For about 24 hours this week, I gathered at the Avila Retreat Center in Durham with a group of pastors in CBFNC churches to engage in conversation about ‘pastoral leadership in divisive times.’ Convened by our own Chris Gambill and Larry Hovis, this small group of pastors ranged in tenure from three years to thirty-five in their churches, across a variety of theological, political, and ideological persuasions, but our churches from one side of the state to the other all share much in common. All are what we’d call ‘big tent’ churches, those who would hold within a diversity of individuals and perspectives.

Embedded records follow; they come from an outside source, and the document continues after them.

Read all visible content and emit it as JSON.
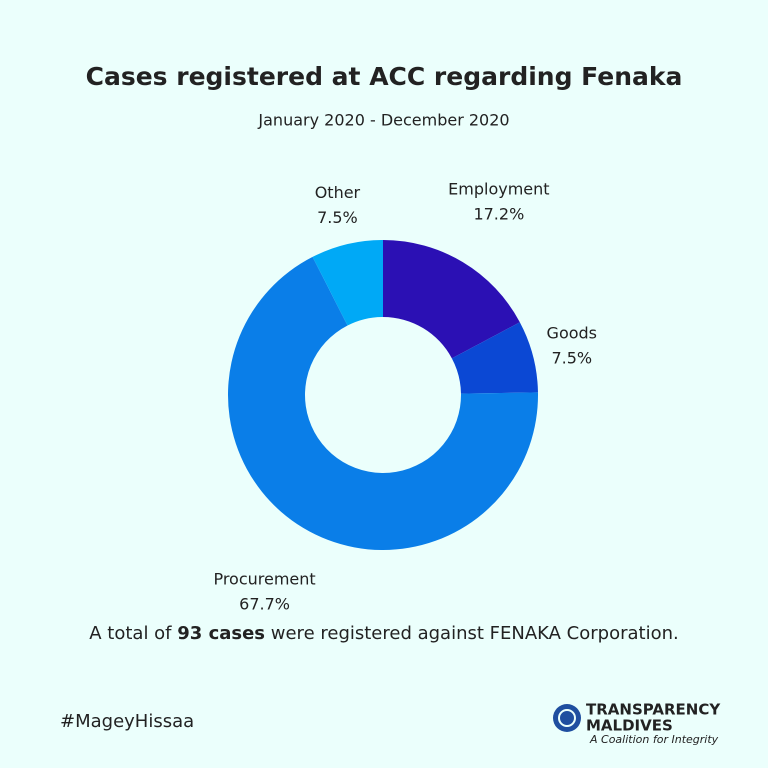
{
  "chart_data": {
    "type": "donut",
    "title": "Cases registered at ACC regarding Fenaka",
    "subtitle": "January 2020 - December 2020",
    "categories": [
      "Employment",
      "Goods",
      "Procurement",
      "Other"
    ],
    "values": [
      17.2,
      7.5,
      67.7,
      7.5
    ],
    "value_labels": [
      "17.2%",
      "7.5%",
      "67.7%",
      "7.5%"
    ],
    "colors": [
      "#2b10b4",
      "#0b48d4",
      "#0a7ee8",
      "#00a9f6"
    ]
  },
  "footnote": {
    "before": "A total of",
    "bold": "93 cases",
    "after": "were registered against FENAKA Corporation."
  },
  "hashtag": "#MageyHissaa",
  "logo": {
    "name": "TRANSPARENCY",
    "country": "MALDIVES",
    "tagline": "A Coalition for Integrity"
  }
}
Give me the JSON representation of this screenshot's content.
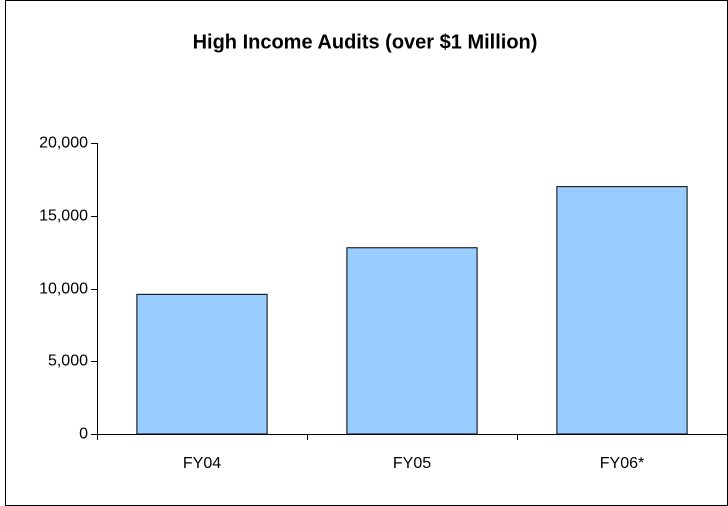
{
  "chart_data": {
    "type": "bar",
    "title": "High Income Audits (over $1 Million)",
    "categories": [
      "FY04",
      "FY05",
      "FY06*"
    ],
    "values": [
      9600,
      12800,
      17000
    ],
    "color": "#99ccff",
    "ylim": [
      0,
      20000
    ],
    "yticks": [
      0,
      {
        "value": 5000,
        "label": "5,000"
      },
      {
        "value": 10000,
        "label": "10,000"
      },
      {
        "value": 15000,
        "label": "15,000"
      },
      {
        "value": 20000,
        "label": "20,000"
      }
    ],
    "grid": false
  }
}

And yet all of us acknowledged freely that this strength of diversity and breadth of conviction within our churches are also an increasing challenge as our world grows more polarized every day. Together, we lamented the angst that arises in our churches when divisive topics emerge, whatever the context of those conversations may be. We named the fear we feel to even have certain conversations, worrying about the quick and understandable anger that can crop up when passions are stoked. We wondered together if it continues to be possible for a diverse body of people to hold differing individual convictions, share them openly and authentically with each other, grow through our difference, and still unite for a shared witness to our common mission. Then we were inspired by the call of Jesus’s disciples that held together in common mission Simon the Zealot, whose life purpose was to overthrow the Roman government, and Matthew the tax collector, who openly aligned himself with the Roman government. We returned again to scripture, to the shape of Christian community subject to each other and living in peace with one another. We celebrated our Baptist principles that bind us up with the Lordship of Christ and the authority of scripture, while exercising the freedom of the individual conscience to live into the particular shape of one’s obedience to God in Christ. We shared resources — books, articles, people, websites, ideas, inspiration — that can help us all navigate these troubled times. And we began to imagine how courageous and crucial conversations might unfold among real people in our real churches.

For it became ever clearer to us that Christian discipleship in 2018 and beyond must equip us all to be good listeners, to value people over position, to cultivate safe space for important conversations and deep trust that we can disagree over matters we hold dear while agreeing to remain in fellowship with one another, and to live out our unity in Christ which surpasses all other. In the words of Paul, instead of ‘being conformed to the patterns of this world’ — patterns in 2018 that look like outrage and hyper-partisanship, 24/7 news coverage and echo chambers of our own making — in our Christian journey, we are to ‘be transformed by the renewing of your minds,’ discerning the good will of God.

Does that involve risk? Absolutely. Are we hopeful? Persistently so. Is there promise of life and transformation? Most certainly. For Jesus’s resurrection promises to the world are as crucial now as they were more than two thousand years ago: “peace be with you! Do not be afraid.”